How to attract the best oil and gas talent
Oil and gas companies in Southeast Asia are expected to grow in the coming years, which means businesses will require more experienced engineers.
Malaysia and Singapore in particular are seen as important international energy hubs and more contractors are taking on large projects in this part of the world. This point is emphasised by Royal Vopak's recent announcement that it will invest in Southeast Asia's first independent import Liquefied Petroleum Gas (LPG) facility in Singapore.
Eelco Hoekstra, Chairman of the Executive Board and Chief Executive Officer at the company, said: "Singapore is a natural choice as it is home to several large petrochemical complexes and we already have an established presence supported by excellent relationships with local authorities.
"Most importantly, building on the success of Singapore as an oil hub, there is potential for a regional hub for LPG and we are keen to be part of this growth."
With so many new projects emerging, the competition for talented oil and gas engineers is high, so businesses need to ensure they stand out from their rivals.
What incentives can you offer?
Although financial packages are important, there are many things that companies can do to set themselves apart from other organisations.
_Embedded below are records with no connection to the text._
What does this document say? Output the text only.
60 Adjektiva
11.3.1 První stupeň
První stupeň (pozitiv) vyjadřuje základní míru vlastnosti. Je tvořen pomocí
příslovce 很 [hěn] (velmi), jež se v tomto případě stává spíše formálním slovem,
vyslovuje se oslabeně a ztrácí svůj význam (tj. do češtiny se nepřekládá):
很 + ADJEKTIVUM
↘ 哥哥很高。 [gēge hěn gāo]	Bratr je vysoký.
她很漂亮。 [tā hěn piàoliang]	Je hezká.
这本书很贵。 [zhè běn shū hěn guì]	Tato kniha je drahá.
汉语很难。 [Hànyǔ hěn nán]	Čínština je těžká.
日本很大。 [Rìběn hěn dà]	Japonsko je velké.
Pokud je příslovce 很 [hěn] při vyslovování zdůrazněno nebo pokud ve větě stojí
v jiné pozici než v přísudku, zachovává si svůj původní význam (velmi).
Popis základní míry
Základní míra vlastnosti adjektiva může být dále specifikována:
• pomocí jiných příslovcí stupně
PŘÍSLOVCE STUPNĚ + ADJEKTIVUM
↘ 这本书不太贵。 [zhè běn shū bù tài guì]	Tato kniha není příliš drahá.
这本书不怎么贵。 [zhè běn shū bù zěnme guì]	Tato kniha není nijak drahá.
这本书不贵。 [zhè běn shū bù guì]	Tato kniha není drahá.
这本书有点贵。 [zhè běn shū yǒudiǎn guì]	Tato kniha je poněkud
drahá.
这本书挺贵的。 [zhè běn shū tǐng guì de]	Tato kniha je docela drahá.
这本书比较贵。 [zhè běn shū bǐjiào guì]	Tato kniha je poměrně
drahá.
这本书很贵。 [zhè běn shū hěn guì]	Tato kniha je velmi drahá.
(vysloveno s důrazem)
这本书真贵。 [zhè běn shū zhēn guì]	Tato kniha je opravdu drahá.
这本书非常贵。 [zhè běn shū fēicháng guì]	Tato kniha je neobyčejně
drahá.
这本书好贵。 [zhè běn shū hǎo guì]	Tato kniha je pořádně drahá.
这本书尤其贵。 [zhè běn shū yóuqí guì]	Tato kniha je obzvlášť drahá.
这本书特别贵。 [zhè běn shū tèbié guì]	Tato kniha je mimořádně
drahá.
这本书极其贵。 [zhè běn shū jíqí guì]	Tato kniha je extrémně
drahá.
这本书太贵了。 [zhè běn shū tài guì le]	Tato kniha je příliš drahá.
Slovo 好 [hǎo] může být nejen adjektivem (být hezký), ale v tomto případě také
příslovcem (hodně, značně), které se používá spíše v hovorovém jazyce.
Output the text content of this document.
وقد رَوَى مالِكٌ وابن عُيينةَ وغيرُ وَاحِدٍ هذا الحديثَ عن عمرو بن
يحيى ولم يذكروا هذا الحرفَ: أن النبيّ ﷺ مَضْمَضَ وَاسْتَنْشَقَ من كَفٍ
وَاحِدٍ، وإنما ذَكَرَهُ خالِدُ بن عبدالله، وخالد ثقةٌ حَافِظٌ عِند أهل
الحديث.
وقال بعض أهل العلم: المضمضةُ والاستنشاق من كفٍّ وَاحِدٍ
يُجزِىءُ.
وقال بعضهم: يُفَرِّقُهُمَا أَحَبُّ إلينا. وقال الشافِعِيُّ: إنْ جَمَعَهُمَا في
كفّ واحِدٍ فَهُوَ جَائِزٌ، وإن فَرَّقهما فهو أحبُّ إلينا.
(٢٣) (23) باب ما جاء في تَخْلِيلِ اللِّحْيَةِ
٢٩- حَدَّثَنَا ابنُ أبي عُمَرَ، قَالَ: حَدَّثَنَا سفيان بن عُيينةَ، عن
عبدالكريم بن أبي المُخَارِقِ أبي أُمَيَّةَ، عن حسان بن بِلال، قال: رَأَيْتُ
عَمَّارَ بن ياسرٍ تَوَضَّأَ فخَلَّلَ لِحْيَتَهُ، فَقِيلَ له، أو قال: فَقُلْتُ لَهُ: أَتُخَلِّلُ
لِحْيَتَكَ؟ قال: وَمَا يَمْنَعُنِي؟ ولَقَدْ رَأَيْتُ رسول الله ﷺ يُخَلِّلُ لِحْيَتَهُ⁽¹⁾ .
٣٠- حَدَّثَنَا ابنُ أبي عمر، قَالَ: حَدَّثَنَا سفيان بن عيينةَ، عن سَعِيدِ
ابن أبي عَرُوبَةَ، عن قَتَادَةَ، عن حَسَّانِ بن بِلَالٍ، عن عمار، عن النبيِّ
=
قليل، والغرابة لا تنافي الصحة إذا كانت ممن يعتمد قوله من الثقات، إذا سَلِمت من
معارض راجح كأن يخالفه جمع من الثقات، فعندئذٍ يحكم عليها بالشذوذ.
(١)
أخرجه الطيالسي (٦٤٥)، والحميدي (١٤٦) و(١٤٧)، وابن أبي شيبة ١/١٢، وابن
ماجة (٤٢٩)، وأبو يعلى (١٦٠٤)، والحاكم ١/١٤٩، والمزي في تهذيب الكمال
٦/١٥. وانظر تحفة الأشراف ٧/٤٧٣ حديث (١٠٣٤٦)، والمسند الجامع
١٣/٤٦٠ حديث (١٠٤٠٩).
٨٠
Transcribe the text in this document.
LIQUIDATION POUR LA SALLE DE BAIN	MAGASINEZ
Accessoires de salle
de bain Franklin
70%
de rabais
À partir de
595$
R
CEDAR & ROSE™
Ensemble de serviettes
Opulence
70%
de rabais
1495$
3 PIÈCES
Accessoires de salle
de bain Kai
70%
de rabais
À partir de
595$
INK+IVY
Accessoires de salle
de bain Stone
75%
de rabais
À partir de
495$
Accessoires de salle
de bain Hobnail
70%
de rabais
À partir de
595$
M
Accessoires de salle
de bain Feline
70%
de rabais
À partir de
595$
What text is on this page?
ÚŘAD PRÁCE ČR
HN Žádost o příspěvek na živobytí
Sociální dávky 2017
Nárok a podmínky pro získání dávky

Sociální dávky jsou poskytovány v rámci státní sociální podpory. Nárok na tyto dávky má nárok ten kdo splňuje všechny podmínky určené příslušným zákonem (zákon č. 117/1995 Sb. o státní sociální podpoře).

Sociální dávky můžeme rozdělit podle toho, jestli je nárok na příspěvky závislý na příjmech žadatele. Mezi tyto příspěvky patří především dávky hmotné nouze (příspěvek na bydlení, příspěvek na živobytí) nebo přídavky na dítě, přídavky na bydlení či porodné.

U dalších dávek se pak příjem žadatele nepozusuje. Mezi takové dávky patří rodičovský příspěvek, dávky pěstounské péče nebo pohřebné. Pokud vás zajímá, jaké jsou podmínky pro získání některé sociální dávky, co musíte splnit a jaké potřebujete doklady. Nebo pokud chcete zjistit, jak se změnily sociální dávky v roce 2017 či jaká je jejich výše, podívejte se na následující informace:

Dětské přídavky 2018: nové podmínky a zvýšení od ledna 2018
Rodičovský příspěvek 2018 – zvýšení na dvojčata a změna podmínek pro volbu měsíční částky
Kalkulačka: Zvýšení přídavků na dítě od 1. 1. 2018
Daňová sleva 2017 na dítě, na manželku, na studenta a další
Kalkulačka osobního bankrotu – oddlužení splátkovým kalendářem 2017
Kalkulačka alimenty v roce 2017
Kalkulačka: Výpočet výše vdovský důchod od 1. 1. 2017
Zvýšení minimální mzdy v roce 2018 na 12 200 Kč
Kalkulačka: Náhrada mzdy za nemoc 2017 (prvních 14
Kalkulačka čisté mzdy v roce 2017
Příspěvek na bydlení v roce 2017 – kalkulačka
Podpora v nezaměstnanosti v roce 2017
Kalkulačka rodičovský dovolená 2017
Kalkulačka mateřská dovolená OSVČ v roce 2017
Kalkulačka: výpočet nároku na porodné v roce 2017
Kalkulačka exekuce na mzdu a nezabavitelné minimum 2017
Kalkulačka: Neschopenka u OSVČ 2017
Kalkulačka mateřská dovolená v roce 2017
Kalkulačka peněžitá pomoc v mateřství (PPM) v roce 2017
In an increasingly competitive market, it is vital that firms demonstrate they care about their employees and are committed to ensuring that staff have a good work-life balance.
A firm that has a reputation for rewarding good performance and providing high levels of support will immediately appeal to a contractor. This is especially true if an engineer is moving to an unfamiliar part of the world.
If Southeast Asian oil and gas companies are to overcome skills shortages in the sector, they may opt to hire workers from other continents. Helping these people to settle into a new way of life is crucial and employers should explain exactly what they will do to accommodate a contractor from a different region.
Why diversity is key
As well as searching for skilled engineers in far-flung countries, businesses should also try to hire more women.
Gender diversity is a big issue, with governments across the globe discussing ways to increase the number of women working in typically male-dominated industries, including oil and gas. A new study published by BP and Rigzone has shown that career prospects are improving for women in the global oil and gas industry.
It seems Asian businesses have a generally positive attitude towards the appointment of women into senior oil and gas management roles. Some 64 per cent of firms felt men and women have equal opportunities to progress on to bigger and better jobs, which was much higher than the worldwide average of 54 per cent.
Kirsty Bashforth, Group Head of Organisational Effectiveness at BP, said the corporation has benefited from having a diverse hiring policy.
"At BP, we work to attract, motivate, develop and retain the best talent from the diversity the world offers - our ability to be competitive and to thrive globally depends on it," she commented.
"Women, which represented nearly 32 per cent of BP's hires last year, are playing an increasingly vital role in the effort. For BP, diversity and inclusion is not a 'nice to have'. It's a 'must have'."
The way forward
As the BP case study shows, companies that display a proactive attitude towards boosting levels of gender diversity will be far more appealing to a contractor than a firm that has failed to progress.
With the global demand for oil and gas expected to surge in the coming years, it is important that companies source new talent as soon as possible. Although skills shortages are a problem, governments across the globe are taking steps to encourage more youngsters to study vocational subjects, giving them an opportunity to learn practical jobs that will directly benefit employers in the future.
Until this new generation of talent emerges, it is crucial that oil and gas companies differentiate themselves from their rivals in order to attract the very best engineering contractors in the world.